She chose to use few of those hours to learn how to swim. Facing down a debilitating illness and certain death had made her want to “show her body who was boss.” It took us many months. Eventually I convinced her to stop paying for lessons and to just come to adult lap swim and practice on her own, where I could help her if needed.

The night she swam her first full solo length of the pool, we hugged each other and cried. As long as I worked there, she continued to swim, and I hope she kept it up long after I left. We lost touch as her husband deteriorated and I moved on with my life.

I have probably taught hundreds, if not thousands, of kids to swim over the last 30 years, but she is the one student who changed everything about what I thought I knew about teaching people to swim.

You see, the reason that she “never picked up” swimming is because she was Black.
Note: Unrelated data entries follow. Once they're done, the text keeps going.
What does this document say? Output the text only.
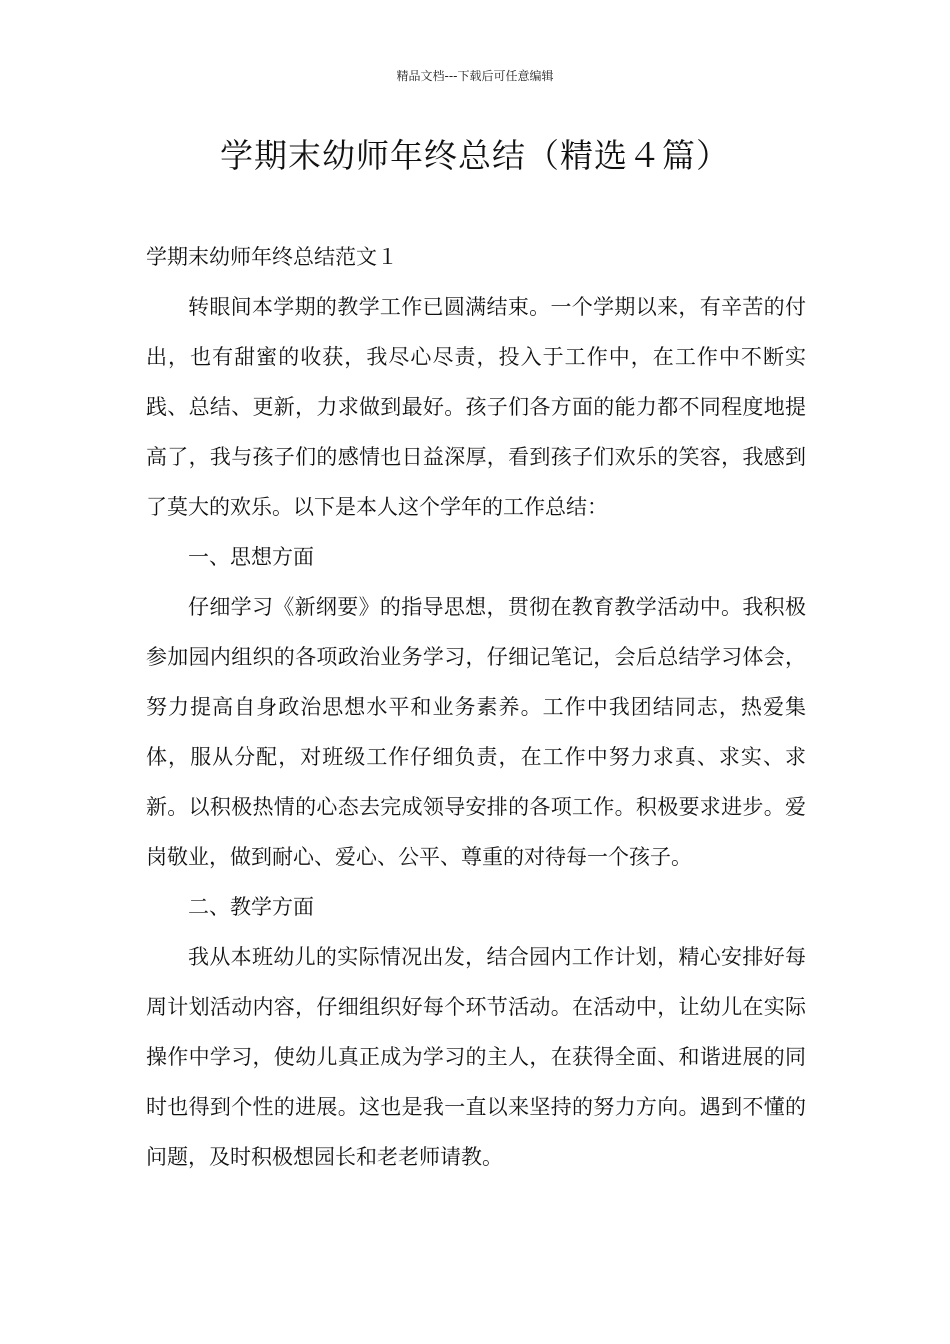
精品文档---下载后可任意编辑
学期末幼师年终总结（精选４篇）

学期末幼师年终总结范文１

转眼间本学期的教学工作已圆满结束。一个学期以来，有辛苦的付出，也有甜蜜的收获，我尽心尽责，投入于工作中，在工作中不断实践、总结、更新，力求做到最好。孩子们各方面的能力都不同程度地提高了，我与孩子们的感情也日益深厚，看到孩子们欢乐的笑容，我感到了莫大的欢乐。以下是本人这个学年的工作总结：

一、思想方面

仔细学习《新纲要》的指导思想，贯彻在教育教学活动中。我积极参加园内组织的各项政治业务学习，仔细记笔记，会后总结学习体会，努力提高自身政治思想水平和业务素养。工作中我团结同志，热爱集体，服从分配，对班级工作仔细负责，在工作中努力求真、求实、求新。以积极热情的心态去完成领导安排的各项工作。积极要求进步。爱岗敬业，做到耐心、爱心、公平、尊重的对待每一个孩子。

二、教学方面

我从本班幼儿的实际情况出发，结合园内工作计划，精心安排好每周计划活动内容，仔细组织好每个环节活动。在活动中，让幼儿在实际操作中学习，使幼儿真正成为学习的主人，在获得全面、和谐进展的同时也得到个性的进展。这也是我一直以来坚持的努力方向。遇到不懂的问题，及时积极想园长和老老师请教。
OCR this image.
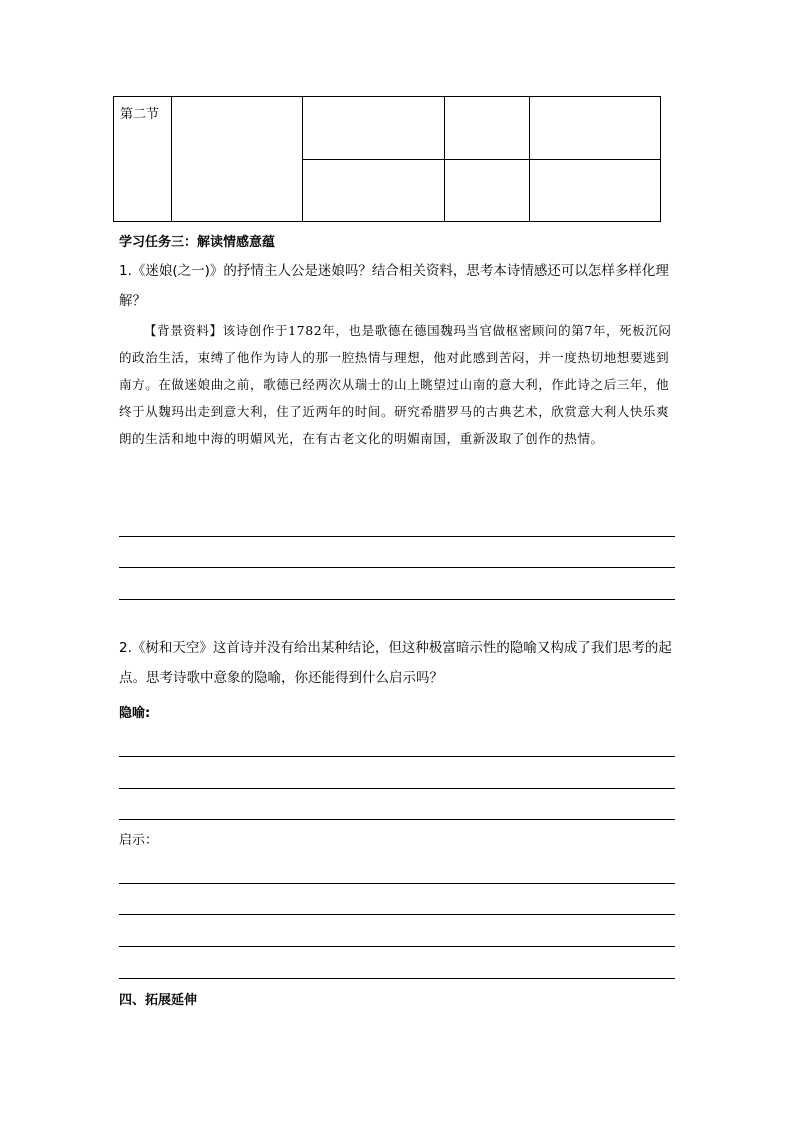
第二节
学习任务三：解读情感意蕴
1.《迷娘(之一)》的抒情主人公是迷娘吗？结合相关资料，思考本诗情感还可以怎样多样化理解？
【背景资料】该诗创作于1782年，也是歌德在德国魏玛当官做枢密顾问的第7年，死板沉闷的政治生活，束缚了他作为诗人的那一腔热情与理想，他对此感到苦闷，并一度热切地想要逃到南方。在做迷娘曲之前，歌德已经两次从瑞士的山上眺望过山南的意大利，作此诗之后三年，他终于从魏玛出走到意大利，住了近两年的时间。研究希腊罗马的古典艺术，欣赏意大利人快乐爽朗的生活和地中海的明媚风光，在有古老文化的明媚南国，重新汲取了创作的热情。
2.《树和天空》这首诗并没有给出某种结论，但这种极富暗示性的隐喻又构成了我们思考的起点。思考诗歌中意象的隐喻，你还能得到什么启示吗？
隐喻:
启示：
四、拓展延伸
It took me years to realize the story that she didn’t tell me was that where and when she grew up was during segregation, and that swimming pools simply weren’t accessible to her.

I spent a lot of time in a swimming community that operated under the stereotype that “Black people can’t swim.” It took a long time, and maybe in some areas it hasn’t happened yet, to transition to the idea that it’s pretty hard to be able to do something when you weren’t even allowed to try it.

Unlike me, who could encourage her kids to participate in an activity that I was already good and loved to do, it would be a lot harder for Black parents who never had that opportunity to push their children in that direction, thus creating a problem that lasted generations after pools were desegregated.

Since then, I’ve always tried to understand what brings people to the pool and what motivates them to stay there.

Understanding that has made me a better coach, and a better person.